Ironically, the torture program modelled after the SERE training did what SERE training was meant to do--create false confessions. By trying to put the monkey on the back of Democrats, the Republicans have created a situation where there will be no alternative for the political world but either appoint a Special Prosecutor and/or a Truth Commission of distinguished personalities. Also, the accusations by the Democrats that the CIA lied in their briefings to Congress compel the declassfication and release of all the documents on these Hill meetings.

Will the American people support people like Dick Cheney when it comes out that the torture program was not meant to protect the country but to create false intelligence to justify the invasion of Iraq? Yesterday, also produced the evidence that the Vice President's office itself directly ordered CIA agent Dilfer, the weapons inspector, to waterboard an Iraqi intelligence officer because the Vice President thought Dilfer's interrogation had been too "soft".

And speaking of Karl Rove, since he participated in NSC meetings and possessed top secret clearances, should we not investigate his role in this sordid affair? Historically, Rove had a longer relationship with Dick Cheney than George W.,contrary to the public perception.

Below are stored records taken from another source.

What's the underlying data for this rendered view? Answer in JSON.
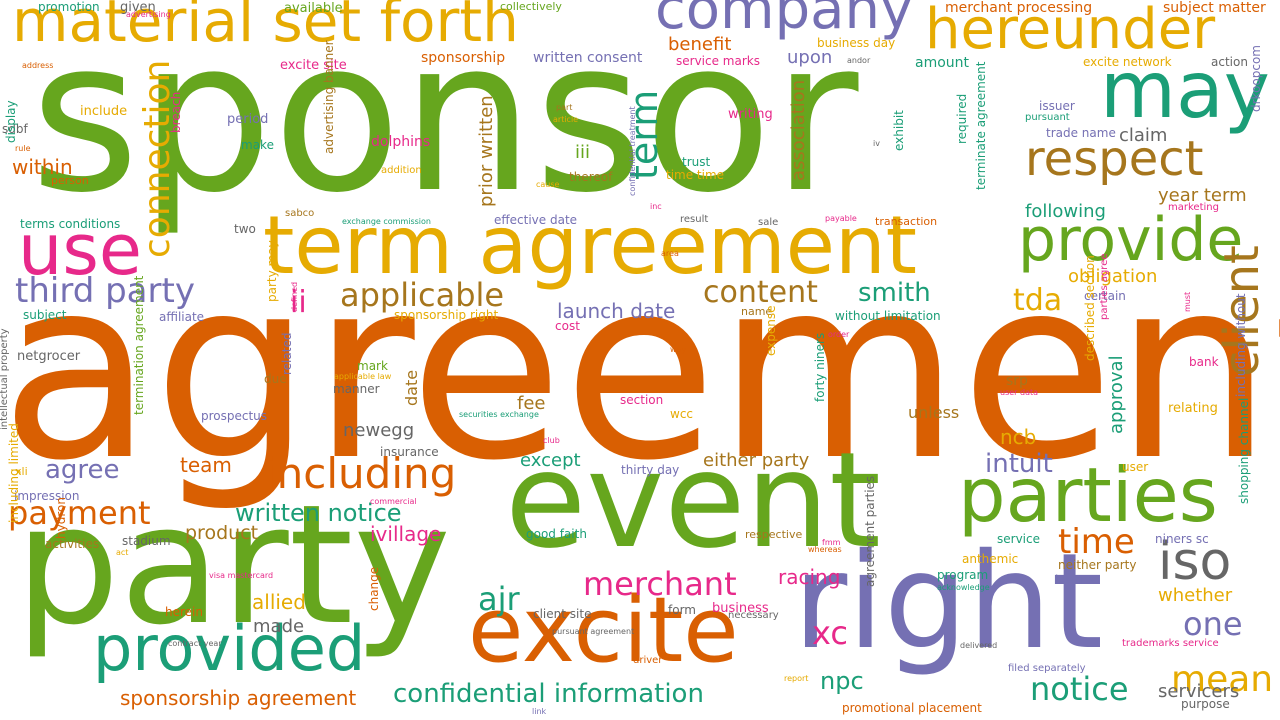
{
  "colors": {
    "green": "#66a61e",
    "orange": "#d95f02",
    "gold": "#e6ab02",
    "purple": "#7570b3",
    "teal": "#1b9e77",
    "pink": "#e7298a",
    "brown": "#a6761d",
    "gray": "#666666"
  },
  "words": [
    {
      "text": "sponsor",
      "color": "green",
      "vertical": false
    },
    {
      "text": "agreement",
      "color": "orange",
      "vertical": false
    },
    {
      "text": "party",
      "color": "green",
      "vertical": false
    },
    {
      "text": "event",
      "color": "green",
      "vertical": false
    },
    {
      "text": "right",
      "color": "purple",
      "vertical": false
    },
    {
      "text": "term agreement",
      "color": "gold",
      "vertical": false
    },
    {
      "text": "may",
      "color": "teal",
      "vertical": false
    },
    {
      "text": "excite",
      "color": "orange",
      "vertical": false
    },
    {
      "text": "parties",
      "color": "green",
      "vertical": false
    },
    {
      "text": "provide",
      "color": "green",
      "vertical": false
    },
    {
      "text": "use",
      "color": "pink",
      "vertical": false
    },
    {
      "text": "provided",
      "color": "teal",
      "vertical": false
    },
    {
      "text": "company",
      "color": "purple",
      "vertical": false
    },
    {
      "text": "material set forth",
      "color": "gold",
      "vertical": false
    },
    {
      "text": "hereunder",
      "color": "gold",
      "vertical": false
    },
    {
      "text": "respect",
      "color": "brown",
      "vertical": false
    },
    {
      "text": "client",
      "color": "brown",
      "vertical": true
    },
    {
      "text": "iso",
      "color": "gray",
      "vertical": false
    },
    {
      "text": "including",
      "color": "orange",
      "vertical": false
    },
    {
      "text": "term",
      "color": "teal",
      "vertical": true
    },
    {
      "text": "connection",
      "color": "gold",
      "vertical": true
    },
    {
      "text": "third party",
      "color": "purple",
      "vertical": false
    },
    {
      "text": "applicable",
      "color": "brown",
      "vertical": false
    },
    {
      "text": "content",
      "color": "brown",
      "vertical": false
    },
    {
      "text": "smith",
      "color": "teal",
      "vertical": false
    },
    {
      "text": "tda",
      "color": "gold",
      "vertical": false
    },
    {
      "text": "ii",
      "color": "pink",
      "vertical": false
    },
    {
      "text": "mean",
      "color": "gold",
      "vertical": false
    },
    {
      "text": "payment",
      "color": "orange",
      "vertical": false
    },
    {
      "text": "merchant",
      "color": "pink",
      "vertical": false
    },
    {
      "text": "ajr",
      "color": "teal",
      "vertical": false
    },
    {
      "text": "xc",
      "color": "pink",
      "vertical": false
    },
    {
      "text": "npc",
      "color": "teal",
      "vertical": false
    },
    {
      "text": "notice",
      "color": "teal",
      "vertical": false
    },
    {
      "text": "time",
      "color": "orange",
      "vertical": false
    },
    {
      "text": "one",
      "color": "purple",
      "vertical": false
    },
    {
      "text": "confidential information",
      "color": "teal",
      "vertical": false
    },
    {
      "text": "written notice",
      "color": "teal",
      "vertical": false
    },
    {
      "text": "sponsorship agreement",
      "color": "orange",
      "vertical": false
    },
    {
      "text": "intuit",
      "color": "purple",
      "vertical": false
    },
    {
      "text": "agree",
      "color": "purple",
      "vertical": false
    },
    {
      "text": "product",
      "color": "brown",
      "vertical": false
    },
    {
      "text": "ivillage",
      "color": "pink",
      "vertical": false
    },
    {
      "text": "racing",
      "color": "pink",
      "vertical": false
    },
    {
      "text": "allied",
      "color": "gold",
      "vertical": false
    },
    {
      "text": "made",
      "color": "gray",
      "vertical": false
    },
    {
      "text": "launch date",
      "color": "purple",
      "vertical": false
    },
    {
      "text": "benefit",
      "color": "orange",
      "vertical": false
    },
    {
      "text": "upon",
      "color": "purple",
      "vertical": false
    },
    {
      "text": "prior written",
      "color": "brown",
      "vertical": true
    },
    {
      "text": "association",
      "color": "brown",
      "vertical": true
    },
    {
      "text": "following",
      "color": "teal",
      "vertical": false
    },
    {
      "text": "year term",
      "color": "brown",
      "vertical": false
    },
    {
      "text": "obligation",
      "color": "gold",
      "vertical": false
    },
    {
      "text": "either party",
      "color": "brown",
      "vertical": false
    },
    {
      "text": "except",
      "color": "teal",
      "vertical": false
    },
    {
      "text": "team",
      "color": "orange",
      "vertical": false
    },
    {
      "text": "newegg",
      "color": "gray",
      "vertical": false
    },
    {
      "text": "ncb",
      "color": "gold",
      "vertical": false
    },
    {
      "text": "approval",
      "color": "teal",
      "vertical": true
    },
    {
      "text": "within",
      "color": "orange",
      "vertical": false
    },
    {
      "text": "iii",
      "color": "green",
      "vertical": false
    },
    {
      "text": "servicers",
      "color": "gray",
      "vertical": false
    },
    {
      "text": "whether",
      "color": "gold",
      "vertical": false
    },
    {
      "text": "claim",
      "color": "gray",
      "vertical": false
    },
    {
      "text": "fee",
      "color": "brown",
      "vertical": false
    },
    {
      "text": "unless",
      "color": "brown",
      "vertical": false
    },
    {
      "text": "date",
      "color": "brown",
      "vertical": true
    },
    {
      "text": "merchant processing",
      "color": "orange",
      "vertical": false
    },
    {
      "text": "subject matter",
      "color": "orange",
      "vertical": false
    },
    {
      "text": "excite network",
      "color": "gold",
      "vertical": false
    },
    {
      "text": "action",
      "color": "gray",
      "vertical": false
    },
    {
      "text": "issuer",
      "color": "purple",
      "vertical": false
    },
    {
      "text": "pursuant",
      "color": "teal",
      "vertical": false
    },
    {
      "text": "trade name",
      "color": "purple",
      "vertical": false
    },
    {
      "text": "drkoopcom",
      "color": "purple",
      "vertical": true
    },
    {
      "text": "terminate agreement",
      "color": "teal",
      "vertical": true
    },
    {
      "text": "required",
      "color": "teal",
      "vertical": true
    },
    {
      "text": "exhibit",
      "color": "teal",
      "vertical": true
    },
    {
      "text": "amount",
      "color": "teal",
      "vertical": false
    },
    {
      "text": "andor",
      "color": "gray",
      "vertical": false
    },
    {
      "text": "business day",
      "color": "gold",
      "vertical": false
    },
    {
      "text": "writing",
      "color": "pink",
      "vertical": false
    },
    {
      "text": "trust",
      "color": "teal",
      "vertical": false
    },
    {
      "text": "time time",
      "color": "gold",
      "vertical": false
    },
    {
      "text": "service marks",
      "color": "pink",
      "vertical": false
    },
    {
      "text": "written consent",
      "color": "purple",
      "vertical": false
    },
    {
      "text": "sponsorship",
      "color": "orange",
      "vertical": false
    },
    {
      "text": "excite site",
      "color": "pink",
      "vertical": false
    },
    {
      "text": "available",
      "color": "green",
      "vertical": false
    },
    {
      "text": "collectively",
      "color": "green",
      "vertical": false
    },
    {
      "text": "promotion",
      "color": "teal",
      "vertical": false
    },
    {
      "text": "given",
      "color": "gray",
      "vertical": false
    },
    {
      "text": "advertising",
      "color": "pink",
      "vertical": false
    },
    {
      "text": "address",
      "color": "orange",
      "vertical": false
    },
    {
      "text": "include",
      "color": "gold",
      "vertical": false
    },
    {
      "text": "period",
      "color": "purple",
      "vertical": false
    },
    {
      "text": "make",
      "color": "teal",
      "vertical": false
    },
    {
      "text": "sdbf",
      "color": "gray",
      "vertical": false
    },
    {
      "text": "rule",
      "color": "orange",
      "vertical": false
    },
    {
      "text": "person",
      "color": "orange",
      "vertical": false
    },
    {
      "text": "dolphins",
      "color": "pink",
      "vertical": false
    },
    {
      "text": "addition",
      "color": "gold",
      "vertical": false
    },
    {
      "text": "part",
      "color": "brown",
      "vertical": false
    },
    {
      "text": "article",
      "color": "gold",
      "vertical": false
    },
    {
      "text": "thereof",
      "color": "brown",
      "vertical": false
    },
    {
      "text": "cause",
      "color": "gold",
      "vertical": false
    },
    {
      "text": "advertising banner",
      "color": "brown",
      "vertical": true
    },
    {
      "text": "display",
      "color": "teal",
      "vertical": true
    },
    {
      "text": "terms conditions",
      "color": "teal",
      "vertical": false
    },
    {
      "text": "breach",
      "color": "pink",
      "vertical": true
    },
    {
      "text": "sabco",
      "color": "brown",
      "vertical": false
    },
    {
      "text": "exchange commission",
      "color": "teal",
      "vertical": false
    },
    {
      "text": "two",
      "color": "gray",
      "vertical": false
    },
    {
      "text": "effective date",
      "color": "purple",
      "vertical": false
    },
    {
      "text": "inc",
      "color": "pink",
      "vertical": false
    },
    {
      "text": "result",
      "color": "gray",
      "vertical": false
    },
    {
      "text": "confidential treatment",
      "color": "purple",
      "vertical": true
    },
    {
      "text": "sale",
      "color": "gray",
      "vertical": false
    },
    {
      "text": "payable",
      "color": "pink",
      "vertical": false
    },
    {
      "text": "transaction",
      "color": "orange",
      "vertical": false
    },
    {
      "text": "marketing",
      "color": "pink",
      "vertical": false
    },
    {
      "text": "area",
      "color": "orange",
      "vertical": false
    },
    {
      "text": "iv",
      "color": "gray",
      "vertical": false
    },
    {
      "text": "subject",
      "color": "teal",
      "vertical": false
    },
    {
      "text": "affiliate",
      "color": "purple",
      "vertical": false
    },
    {
      "text": "sponsorship right",
      "color": "gold",
      "vertical": false
    },
    {
      "text": "cost",
      "color": "pink",
      "vertical": false
    },
    {
      "text": "name",
      "color": "brown",
      "vertical": false
    },
    {
      "text": "without limitation",
      "color": "teal",
      "vertical": false
    },
    {
      "text": "certain",
      "color": "purple",
      "vertical": false
    },
    {
      "text": "intellectual property",
      "color": "gray",
      "vertical": true
    },
    {
      "text": "netgrocer",
      "color": "gray",
      "vertical": false
    },
    {
      "text": "termination agreement",
      "color": "green",
      "vertical": true
    },
    {
      "text": "party may",
      "color": "gold",
      "vertical": true
    },
    {
      "text": "order",
      "color": "pink",
      "vertical": false
    },
    {
      "text": "way",
      "color": "orange",
      "vertical": false
    },
    {
      "text": "described section",
      "color": "gold",
      "vertical": true
    },
    {
      "text": "parties agree",
      "color": "pink",
      "vertical": true
    },
    {
      "text": "including without",
      "color": "purple",
      "vertical": true
    },
    {
      "text": "bank",
      "color": "pink",
      "vertical": false
    },
    {
      "text": "must",
      "color": "pink",
      "vertical": true
    },
    {
      "text": "srp",
      "color": "brown",
      "vertical": false
    },
    {
      "text": "user data",
      "color": "pink",
      "vertical": false
    },
    {
      "text": "relating",
      "color": "gold",
      "vertical": false
    },
    {
      "text": "mark",
      "color": "green",
      "vertical": false
    },
    {
      "text": "applicable law",
      "color": "gold",
      "vertical": false
    },
    {
      "text": "due",
      "color": "brown",
      "vertical": false
    },
    {
      "text": "manner",
      "color": "gray",
      "vertical": false
    },
    {
      "text": "expense",
      "color": "gold",
      "vertical": true
    },
    {
      "text": "forty niners",
      "color": "teal",
      "vertical": true
    },
    {
      "text": "section",
      "color": "pink",
      "vertical": false
    },
    {
      "text": "prospectus",
      "color": "purple",
      "vertical": false
    },
    {
      "text": "related",
      "color": "purple",
      "vertical": true
    },
    {
      "text": "defined",
      "color": "pink",
      "vertical": true
    },
    {
      "text": "securities exchange",
      "color": "teal",
      "vertical": false
    },
    {
      "text": "wcc",
      "color": "gold",
      "vertical": false
    },
    {
      "text": "club",
      "color": "pink",
      "vertical": false
    },
    {
      "text": "insurance",
      "color": "gray",
      "vertical": false
    },
    {
      "text": "thirty day",
      "color": "purple",
      "vertical": false
    },
    {
      "text": "user",
      "color": "gold",
      "vertical": false
    },
    {
      "text": "xli",
      "color": "gold",
      "vertical": false
    },
    {
      "text": "impression",
      "color": "purple",
      "vertical": false
    },
    {
      "text": "commercial",
      "color": "pink",
      "vertical": false
    },
    {
      "text": "stadium",
      "color": "gray",
      "vertical": false
    },
    {
      "text": "activities",
      "color": "brown",
      "vertical": false
    },
    {
      "text": "act",
      "color": "gold",
      "vertical": false
    },
    {
      "text": "visa mastercard",
      "color": "pink",
      "vertical": false
    },
    {
      "text": "good faith",
      "color": "teal",
      "vertical": false
    },
    {
      "text": "respective",
      "color": "brown",
      "vertical": false
    },
    {
      "text": "fmm",
      "color": "pink",
      "vertical": false
    },
    {
      "text": "whereas",
      "color": "orange",
      "vertical": false
    },
    {
      "text": "agreement parties",
      "color": "gray",
      "vertical": true
    },
    {
      "text": "service",
      "color": "teal",
      "vertical": false
    },
    {
      "text": "niners sc",
      "color": "purple",
      "vertical": false
    },
    {
      "text": "neither party",
      "color": "brown",
      "vertical": false
    },
    {
      "text": "logans",
      "color": "purple",
      "vertical": false
    },
    {
      "text": "anthemic",
      "color": "gold",
      "vertical": false
    },
    {
      "text": "program",
      "color": "teal",
      "vertical": false
    },
    {
      "text": "acknowledge",
      "color": "teal",
      "vertical": false
    },
    {
      "text": "shopping channel",
      "color": "teal",
      "vertical": true
    },
    {
      "text": "trademarks service",
      "color": "pink",
      "vertical": false
    },
    {
      "text": "including limited",
      "color": "gold",
      "vertical": true
    },
    {
      "text": "herein",
      "color": "orange",
      "vertical": false
    },
    {
      "text": "change",
      "color": "orange",
      "vertical": true
    },
    {
      "text": "hydron",
      "color": "orange",
      "vertical": true
    },
    {
      "text": "contract year",
      "color": "gray",
      "vertical": false
    },
    {
      "text": "pursuant agreement",
      "color": "gray",
      "vertical": false
    },
    {
      "text": "client site",
      "color": "gray",
      "vertical": false
    },
    {
      "text": "form",
      "color": "gray",
      "vertical": false
    },
    {
      "text": "business",
      "color": "pink",
      "vertical": false
    },
    {
      "text": "necessary",
      "color": "gray",
      "vertical": false
    },
    {
      "text": "delivered",
      "color": "gray",
      "vertical": false
    },
    {
      "text": "driver",
      "color": "orange",
      "vertical": false
    },
    {
      "text": "report",
      "color": "gold",
      "vertical": false
    },
    {
      "text": "filed separately",
      "color": "purple",
      "vertical": false
    },
    {
      "text": "link",
      "color": "purple",
      "vertical": false
    },
    {
      "text": "promotional placement",
      "color": "orange",
      "vertical": false
    },
    {
      "text": "purpose",
      "color": "gray",
      "vertical": false
    }
  ]
}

So far, we have all the armed forces being on the record that the torture policy was against the rules of war, against our treaty obligations and the constitution. We also have experienced, seasoned interrogators, who actually broke up plots against the United States, state torture was ineffective and too cumbersome to produce worthwhile intelligence. The ticking-time bomb scenario, much beloved by Republicans and Fox news, has been rendered absurd over the past two weeks. And so we are left with no one with operational or military experience supporting the effectiveness or even the worth of torture.

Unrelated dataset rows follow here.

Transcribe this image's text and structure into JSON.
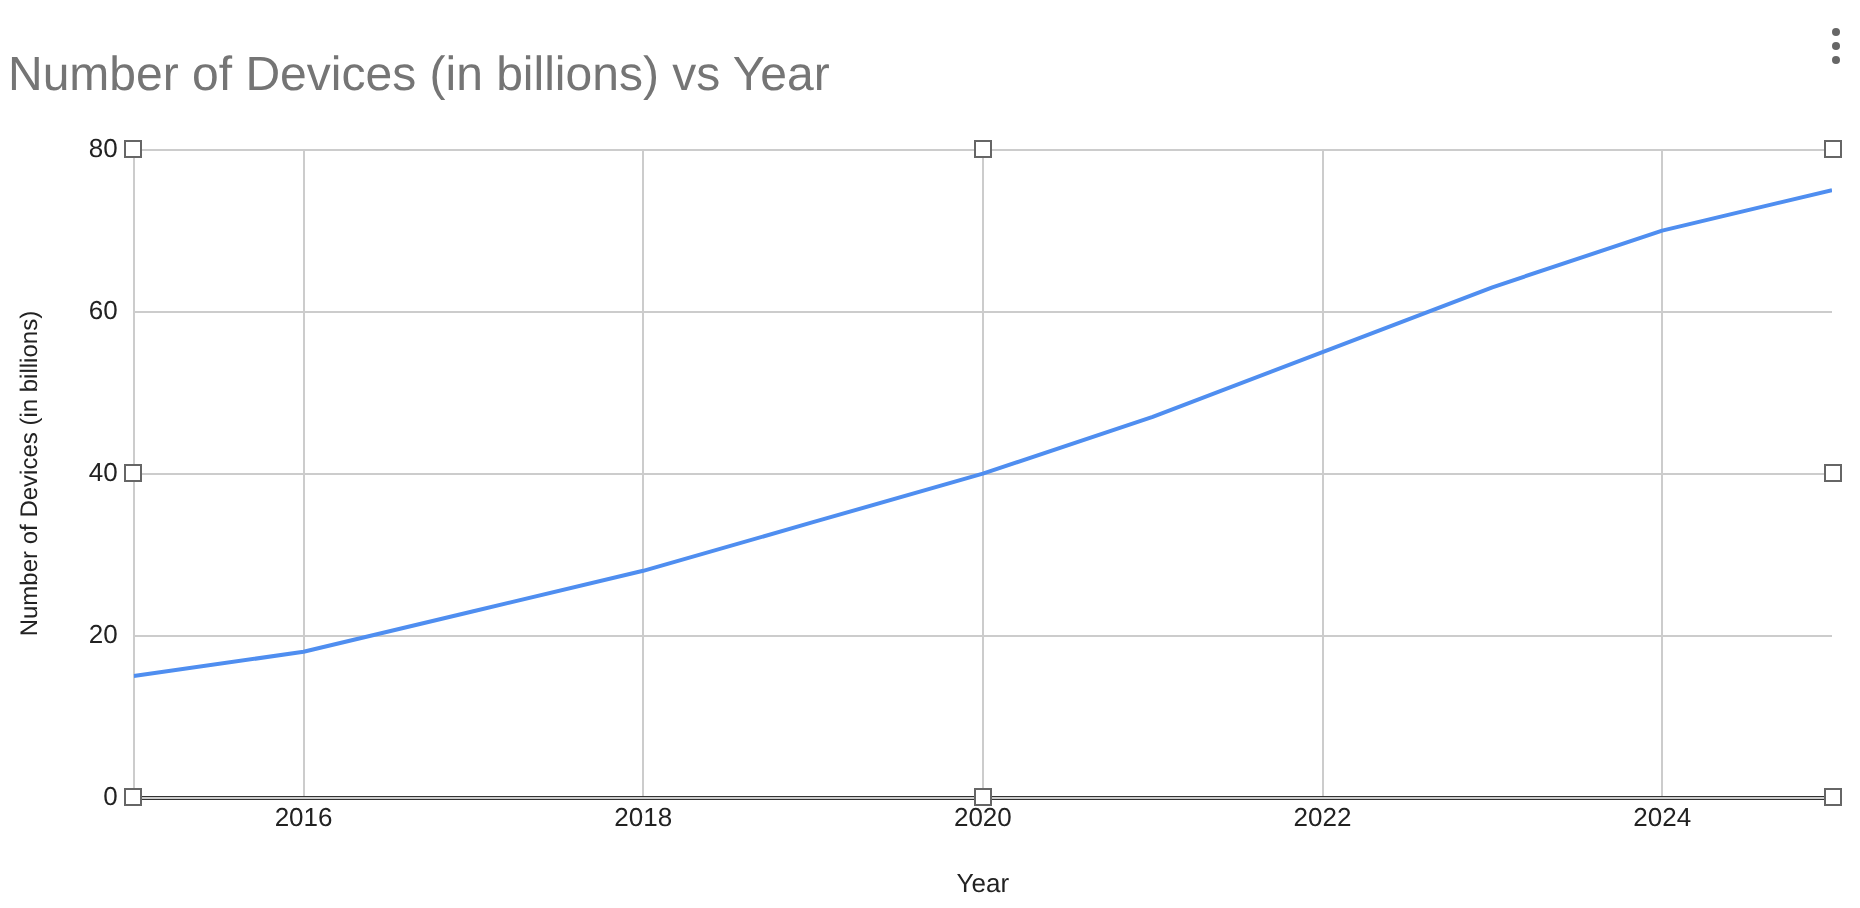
{
  "chart_data": {
    "type": "line",
    "title": "Number of Devices (in billions) vs Year",
    "xlabel": "Year",
    "ylabel": "Number of Devices (in billions)",
    "x": [
      2015,
      2016,
      2017,
      2018,
      2019,
      2020,
      2021,
      2022,
      2023,
      2024,
      2025
    ],
    "series": [
      {
        "color": "#4f8ef0",
        "values": [
          15,
          18,
          23,
          28,
          34,
          40,
          47,
          55,
          63,
          70,
          75
        ]
      }
    ],
    "xlim": [
      2015,
      2025
    ],
    "xticks": [
      2016,
      2018,
      2020,
      2022,
      2024
    ],
    "ylim": [
      0,
      80
    ],
    "yticks": [
      0,
      20,
      40,
      60,
      80
    ],
    "grid": true,
    "legend": false,
    "marker": "none",
    "line_style": "solid"
  }
}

This all leads us far from the moral and legal prohibitions against torture , past the "it works" assertions, past the stage where it was used to protect Americans, into the realm of pure politics. America tortured for a political agenda. Ironically, that has been my experience with torturers and the tortured in the developing world for three decades. Torture is never used to procure intelligence; it's to make a political point. The point can be the sadistic punishment or revenge against someone who dared to resist an oppressive regime or force false confessions to support the ideological agenda and ambitions of the State.

Stoogeland will try to play out of this mess without coming clean. But the odd thing is that it may be prevented from sweeping this under the rug as the political players keep mud-wrestling in ways that only provoke more information, not less. Dick Cheney's impulsive burst on to the scene after years in the bunker only puts him in the frame--it was his program and he owns it. Whether our political system has any courage, will or wit to deal with this is, in my opinion, dubious.